Originally Posted by
RTM
Roger,
I realise you have a lot more experience with finance companies than I have as I completely dodged their meltdown, and I think that this has perhaps coloured your thinking to a large extent with respect to Heartland.
That's fine...and I can understand why you are so negative there. I must admit I am a little surprise that you think that the HNZ management are so inept that they would get our company into difficulty, especially so soon after the finance company meltdown. Surely the lessons learnt will still be with them and their lending will be reasonably well diversified. I think so and rightly or wrongly will therefore continue to hold my HNZ shares.
What I am more surprised about is that you seem to think companies such as PGW AIR and SCL are less risky.
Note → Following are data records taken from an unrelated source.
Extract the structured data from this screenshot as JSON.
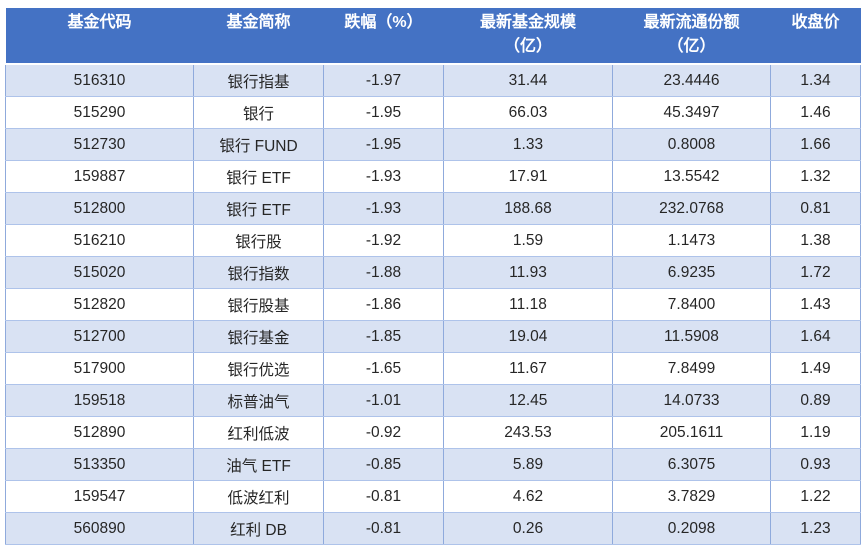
{
  "colors": {
    "header_bg": "#4472C4",
    "header_text": "#FFFFFF",
    "row_alt_bg": "#D9E2F3",
    "row_bg": "#FFFFFF",
    "border_vertical": "#8FAADC",
    "border_horizontal": "#AEC3EA",
    "cell_text": "#262626"
  },
  "chart_data": {
    "type": "table",
    "columns": [
      "基金代码",
      "基金简称",
      "跌幅（%）",
      "最新基金规模（亿）",
      "最新流通份额（亿）",
      "收盘价"
    ],
    "header_lines": [
      [
        "基金代码"
      ],
      [
        "基金简称"
      ],
      [
        "跌幅（%）"
      ],
      [
        "最新基金规模",
        "（亿）"
      ],
      [
        "最新流通份额",
        "（亿）"
      ],
      [
        "收盘价"
      ]
    ],
    "rows": [
      [
        "516310",
        "银行指基",
        "-1.97",
        "31.44",
        "23.4446",
        "1.34"
      ],
      [
        "515290",
        "银行",
        "-1.95",
        "66.03",
        "45.3497",
        "1.46"
      ],
      [
        "512730",
        "银行 FUND",
        "-1.95",
        "1.33",
        "0.8008",
        "1.66"
      ],
      [
        "159887",
        "银行 ETF",
        "-1.93",
        "17.91",
        "13.5542",
        "1.32"
      ],
      [
        "512800",
        "银行 ETF",
        "-1.93",
        "188.68",
        "232.0768",
        "0.81"
      ],
      [
        "516210",
        "银行股",
        "-1.92",
        "1.59",
        "1.1473",
        "1.38"
      ],
      [
        "515020",
        "银行指数",
        "-1.88",
        "11.93",
        "6.9235",
        "1.72"
      ],
      [
        "512820",
        "银行股基",
        "-1.86",
        "11.18",
        "7.8400",
        "1.43"
      ],
      [
        "512700",
        "银行基金",
        "-1.85",
        "19.04",
        "11.5908",
        "1.64"
      ],
      [
        "517900",
        "银行优选",
        "-1.65",
        "11.67",
        "7.8499",
        "1.49"
      ],
      [
        "159518",
        "标普油气",
        "-1.01",
        "12.45",
        "14.0733",
        "0.89"
      ],
      [
        "512890",
        "红利低波",
        "-0.92",
        "243.53",
        "205.1611",
        "1.19"
      ],
      [
        "513350",
        "油气 ETF",
        "-0.85",
        "5.89",
        "6.3075",
        "0.93"
      ],
      [
        "159547",
        "低波红利",
        "-0.81",
        "4.62",
        "3.7829",
        "1.22"
      ],
      [
        "560890",
        "红利 DB",
        "-0.81",
        "0.26",
        "0.2098",
        "1.23"
      ]
    ]
  }
}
Disc: I hold all three.
AIR.... They are one pilot error away from a major crash of their share price. That's all it would take to maybe halve the share price, perhaps worse.
SCL... Have most of their production in Hawkes Bay. A disease issue, major drought, a series of hailstorms etc could see SCL have major issues.
PGW... Perhaps the least risky as they service all the agricultural sectors, so might be a little safer.
Above does not include normal market and business risks that would apply to all. Exchange Rates, market access, interest rates etc etc.
With all the stocks I have, I can dream up a whole series of dooms day scenarios that could quite possibly occur with any of them. Hopefully not at all the same time.
I really do think you need to lighten up on HNZ a bit ! They are probably less risky than a lot of other companies. And will certainly benefit in 12-18 months or so when interest rates start to rise.